A couple of friends and I spent the first autumn-like Saturday evening strolling through the tiny town of Rabbit Hash, Kentucky, clutching our pumpkin spice lattes to keep warm. The quaint town’s windy road, general store and 1950s pick-up trucks made me feel as if I had landed on the set of the Andy Griffith Show.
We meandered away from the live folk music played under a string of light bulbs on a small wooden outdoor stage, and spent 20 minutes in complete silence, praying, thinking and enjoying the clusters of sparkling stars above us.
Eventually we returned to the music, standing by a towering bonfire in order to feel warmth in the crisp, cool evening. Feelings of the days of yesteryear were jolted to reality by one brief conversation next to the fire.
“Do you ladies feel it’s difficult to find men who are your equal?” a 57-year-old woman asked, beginning a conversation none of us were expecting to have.
As we laughed, one of my friends asked, “What do you mean by that?”
The woman explained, “I have two daughters your age, and I was just discussing this with someone else. With women your age making more money these days, do you find it difficult to find men who are in your economic bracket?”
We were caught off guard. Since the three of us are engaged either in ministry work or in full-time studies, our economic bracket doesn’t pose much of a challenge.
Even more importantly, money doesn’t typically land on the top of our lists when considering what makes a man marriageable. One friend summarized, “That’s not really a problem for us, since we don’t make lots of money, but I find the equality issue is the case with other things.”
The woman seemed intrigued, fascinated that something other than one’s salary could elicit “three single women here tonight by yourselves.” Rather than begin a conversation on our desire for “equality” in faith and morals, one girl joked, “So, are there a lot of men in Rabbit Hash?”
Our new acquaintance quickly replied, “I found one.”
The three of us “aww’ed” in chorus, as she gestured to the man behind her. She must have met her husband here years ago, we all thought. We asked, “Are you from here originally?”
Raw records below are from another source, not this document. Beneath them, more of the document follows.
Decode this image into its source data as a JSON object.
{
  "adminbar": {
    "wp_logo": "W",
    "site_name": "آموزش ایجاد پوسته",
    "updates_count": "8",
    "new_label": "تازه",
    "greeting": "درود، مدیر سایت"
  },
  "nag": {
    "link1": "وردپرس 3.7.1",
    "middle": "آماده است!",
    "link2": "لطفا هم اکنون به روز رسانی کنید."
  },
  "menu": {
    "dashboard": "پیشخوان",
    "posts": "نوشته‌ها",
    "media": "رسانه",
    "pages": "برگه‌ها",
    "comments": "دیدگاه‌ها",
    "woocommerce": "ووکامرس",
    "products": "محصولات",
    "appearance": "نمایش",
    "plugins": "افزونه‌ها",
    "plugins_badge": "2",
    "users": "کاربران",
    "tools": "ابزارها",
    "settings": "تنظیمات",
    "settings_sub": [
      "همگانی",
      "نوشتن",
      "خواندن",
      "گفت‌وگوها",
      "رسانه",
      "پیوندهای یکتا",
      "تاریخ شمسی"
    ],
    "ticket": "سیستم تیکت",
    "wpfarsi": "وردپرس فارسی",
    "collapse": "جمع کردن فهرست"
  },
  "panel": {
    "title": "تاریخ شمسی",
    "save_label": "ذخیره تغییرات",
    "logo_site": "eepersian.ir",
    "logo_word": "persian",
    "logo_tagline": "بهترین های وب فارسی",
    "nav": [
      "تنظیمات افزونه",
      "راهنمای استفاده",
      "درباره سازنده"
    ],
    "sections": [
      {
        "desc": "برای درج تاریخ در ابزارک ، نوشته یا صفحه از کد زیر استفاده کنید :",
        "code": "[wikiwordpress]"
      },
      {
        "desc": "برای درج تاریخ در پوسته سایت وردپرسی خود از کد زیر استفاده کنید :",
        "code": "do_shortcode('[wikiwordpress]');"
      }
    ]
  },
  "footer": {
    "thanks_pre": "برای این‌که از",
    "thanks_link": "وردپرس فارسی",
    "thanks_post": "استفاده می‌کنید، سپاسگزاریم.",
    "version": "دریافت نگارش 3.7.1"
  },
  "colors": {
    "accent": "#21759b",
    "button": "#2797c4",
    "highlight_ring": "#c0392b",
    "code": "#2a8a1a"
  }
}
“No, I’m from Lexington, but I drove up today with a friend and we stopped at this man’s farm, and …. I think I’m in love.”
Speechless for a few moments, my friends attempted to say something, “Congratulations” was offered tentatively, as was, “That’s nice.”
The stranger around the campfire continued, “I’ve been divorced for four and a half years. I’m so happy now. And he’s really cute.”
With that, she walked away. Moments later she was in the arms of said man, both commenting along with their mutual friend about their excitement over their relationship.
Suddenly, it didn’t feel like we were in Mayberry anymore. In fact, our encounter with the 57-year-old Lexington woman jolted me to the reality of today’s culture. Money matters most. Love is just a feeling. Marriage isn’t indissoluble.
Fr. J. Brian Bransfield writes in his new book, The Human Person According to John Paul II, about the “perfect storm” that has caused a severe identity crisis for our world. With the swirling together of the Industrial Revolution (I am what I produce), the Sexual Revolution (I am what pleasure I obtain) and the Technological Revolution (I am getting things quickly), we have a new view of the identity of the human person.
In today’s world, one’s identity is viewed in terms of getting pleasure quickly. Despite the quaint backdrop of Rabbit Hash, our new acquaintance was a clear example of today’s vision of identity. Her focus on “economic equality,” and readiness to tell perfect strangers that she was “in love” with a man she had known for a few hours was the perfect – though painful in its eloquence – example of the human person getting pleasure quickly.
But that’s not the end of the story. Though the three of us never spoke about God, or explained Theology of the Body, or gave her a chastity talk, I suspect that we are not the only ones walking away confused. Clearly, seeing three young adults content without a date, without an overflowing wallet and without apparent concern for any of this was shocking.
The confidence of an identity rooted in being a child of God and the knowledge that love is a true commitment to will the good of the other, not an elusive feeling to chase, were just as surprising to this woman as her newfound “love” was to us. The bonfire encounter was a clash of cultures and identities. Our answer to the question, “Who am I?” can be glimpsed in our decisions, attitudes and desires.
Before leaving Rabbit Hash on that particular evening, we witnessed two proposals involving men fumbling for rings on the stage. One man asked his soon-to-be fiancée to hold his beer while he fished for the ring. Both proposals ended in a “yes,” sealed with much hugging and kissing before fading into the crowd. “Love is in the air in Rabbit Hash,” said the emcee.
No matter what each individual believed his identity was, each was searching for love, and each was created by God to be His son or daughter, receiving this gift before giving to others a love rooted in God’s. Despite the seeming allure of obtaining pleasure quickly, this countercultural message is the identity that will lead to happiness and bear fruit that will last. In the clash of cultures that occurred that night, the present ideology met what is hopefully the future in a setting of the past.